L'humoriste Mike Ward est du même avis. 

«C'est un problème britannique et du Canada anglais. Le Québec ne vit pas la même réalité.» - Mike Ward dans une réponse envoyée par courriel

Son agent, Michel Grenier, précise toutefois que des écoles secondaires peuvent avoir des exigences de ce genre. «Ce que je trouve normal... Même si nous savons très bien que, même si l'humoriste utilise un langage inadéquat, il n'apprendra rien aux élèves», a-t-il écrit.

Simple maladresse?

Le président-fondateur de l'agence Agora voit de la maladresse dans le geste de l'association étudiante de Londres. «Je ne crois pas qu'ils ont mis ça pour brimer la liberté d'expression des artistes, mais plus pour se sécuriser. C'est sûr que c'est "too much", ce qu'ils ont fait, parce qu'on ne veut pas dénaturer les artistes», dit Sébastien Langlois.

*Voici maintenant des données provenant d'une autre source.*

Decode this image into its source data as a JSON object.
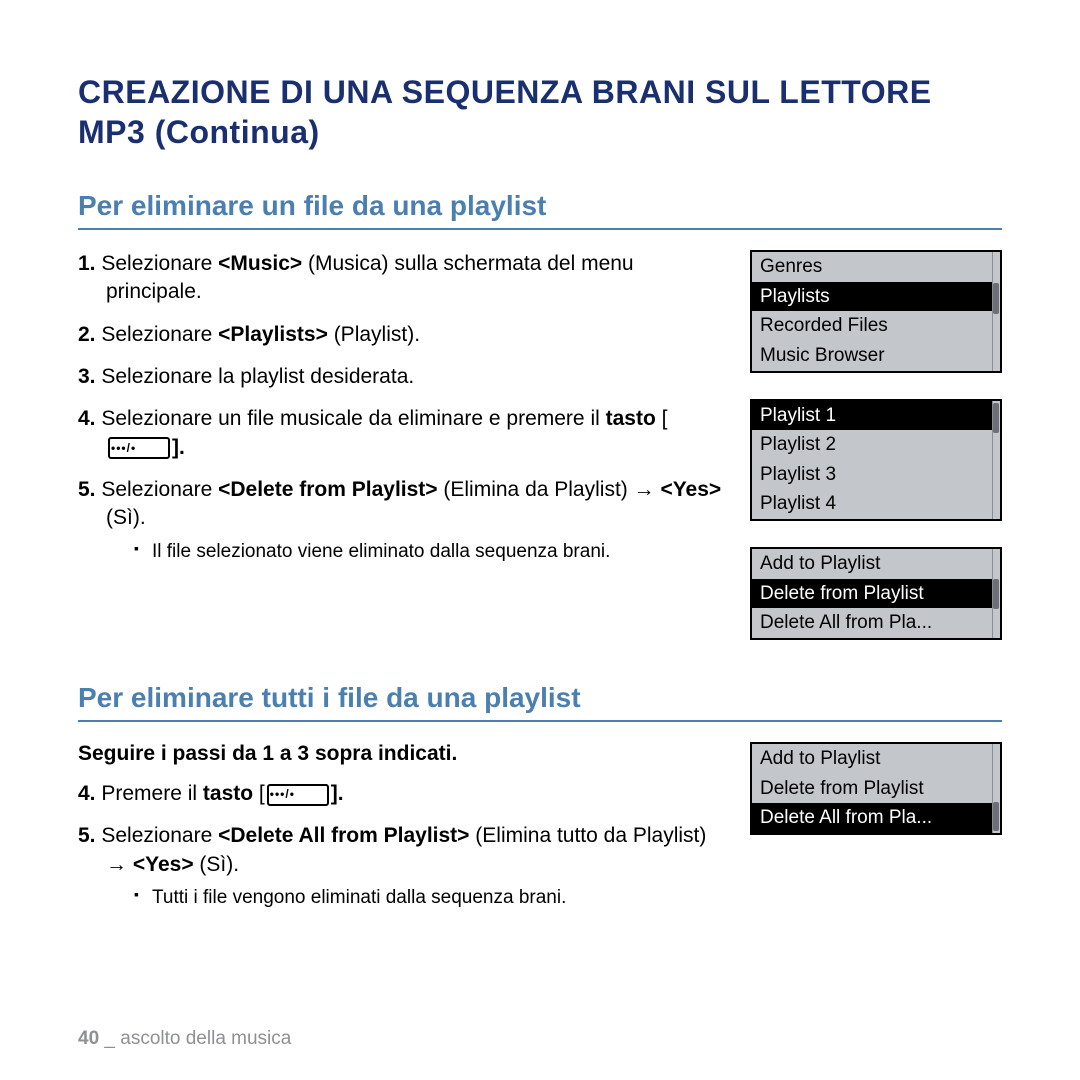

Dans un événement d'entreprise ou une soirée privée, il ajoute que le client a la responsabilité de choisir un humoriste en qui il a confiance et que l'artiste a le devoir de bien servir le client. «Parce que ça reste l'événement du client, pas de l'artiste», ajoute celui qui a travaillé plus de 15 ans comme agent de spectacles chez Juste pour rire.

«Tous les artistes dont je m'occupe ont tous un bon jugement. Ils savent comment jouer. C'est comme un joueur de hockey, si tu le laisses aller, c'est là qu'il est au sommet de son art. Si tu commences à lui dire de ne pas faire ceci ou cela, le gars ne jouera plus sa game, parce qu'il n'arrêtera plus de penser.»

«Bande de zouf!»

L'humoriste Guy Nantel a commenté cette petite controverse anglaise en employant ces mots sur Twitter: «Hahaha! Heil! Ça devait être drôle en ta... Bande de zouf!»

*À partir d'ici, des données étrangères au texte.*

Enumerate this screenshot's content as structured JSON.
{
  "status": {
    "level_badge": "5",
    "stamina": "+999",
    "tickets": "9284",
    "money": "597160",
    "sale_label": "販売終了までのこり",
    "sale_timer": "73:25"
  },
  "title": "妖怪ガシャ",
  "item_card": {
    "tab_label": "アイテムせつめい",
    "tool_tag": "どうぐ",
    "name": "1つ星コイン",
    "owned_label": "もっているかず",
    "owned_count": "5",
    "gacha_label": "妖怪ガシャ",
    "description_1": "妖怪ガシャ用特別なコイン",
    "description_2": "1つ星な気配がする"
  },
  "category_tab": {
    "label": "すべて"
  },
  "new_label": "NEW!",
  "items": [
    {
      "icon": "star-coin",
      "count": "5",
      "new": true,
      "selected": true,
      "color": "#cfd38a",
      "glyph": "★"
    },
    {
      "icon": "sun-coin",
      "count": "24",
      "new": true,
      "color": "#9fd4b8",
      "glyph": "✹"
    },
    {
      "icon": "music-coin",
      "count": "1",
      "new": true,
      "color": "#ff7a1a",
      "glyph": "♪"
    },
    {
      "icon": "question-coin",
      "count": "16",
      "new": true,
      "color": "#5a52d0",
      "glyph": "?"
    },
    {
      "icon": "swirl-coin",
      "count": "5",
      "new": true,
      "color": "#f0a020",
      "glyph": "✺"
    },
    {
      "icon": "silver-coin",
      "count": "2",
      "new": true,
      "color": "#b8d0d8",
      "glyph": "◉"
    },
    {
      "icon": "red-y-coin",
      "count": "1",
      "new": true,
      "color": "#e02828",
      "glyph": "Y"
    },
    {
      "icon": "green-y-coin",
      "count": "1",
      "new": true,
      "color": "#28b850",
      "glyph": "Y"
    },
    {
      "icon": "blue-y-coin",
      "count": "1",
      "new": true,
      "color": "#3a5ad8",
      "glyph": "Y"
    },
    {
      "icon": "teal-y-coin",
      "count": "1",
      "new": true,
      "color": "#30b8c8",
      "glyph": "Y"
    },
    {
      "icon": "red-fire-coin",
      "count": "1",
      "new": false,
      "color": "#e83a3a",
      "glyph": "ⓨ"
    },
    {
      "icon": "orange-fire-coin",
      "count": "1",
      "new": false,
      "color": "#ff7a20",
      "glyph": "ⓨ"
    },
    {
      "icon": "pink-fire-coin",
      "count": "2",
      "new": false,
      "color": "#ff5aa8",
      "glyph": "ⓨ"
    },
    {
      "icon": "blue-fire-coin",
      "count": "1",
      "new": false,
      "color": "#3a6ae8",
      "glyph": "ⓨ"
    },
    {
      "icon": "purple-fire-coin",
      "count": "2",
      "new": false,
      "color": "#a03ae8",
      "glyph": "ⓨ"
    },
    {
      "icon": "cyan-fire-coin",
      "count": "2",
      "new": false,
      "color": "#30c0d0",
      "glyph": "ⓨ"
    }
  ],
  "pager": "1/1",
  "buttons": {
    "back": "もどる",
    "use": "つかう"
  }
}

En entrevue avec La Presse, il explique qu'il a déjà perdu un contrat lucratif pour une entreprise québécoise, d'une dizaine de représentations, parce qu'on lui avait demandé de ne pas faire de blagues sur l'entreprise et ses patrons. «Je leur ai dit qu'ils n'avaient vraiment pas le bon gars», dit Guy Nantel.

«C'est de la fausse vertu. C'est du mépris bien plus grand de la part de ces personnes-là que de la part de l'humoriste qui fait la joke.»

«C'est comme s'ils t'envoyaient comme message: "Cette personne-là est tellement idiote qu'elle va tout prendre au premier degré et elle va casser en deux."»

Et pourquoi les artistes devraient-ils craindre ce genre d'exigences dans un contrat?

«Ben, mon Dieu! Parce que c'est le début de la dictature, parce que les peuples qui n'ont pas d'humour sont les peuples les plus dangereux sur la Terre. Il faut surtout pas laisser ces gens-là nous enseigner de quoi on a le droit de parler ou ne pas parler», conclut Guy Nantel.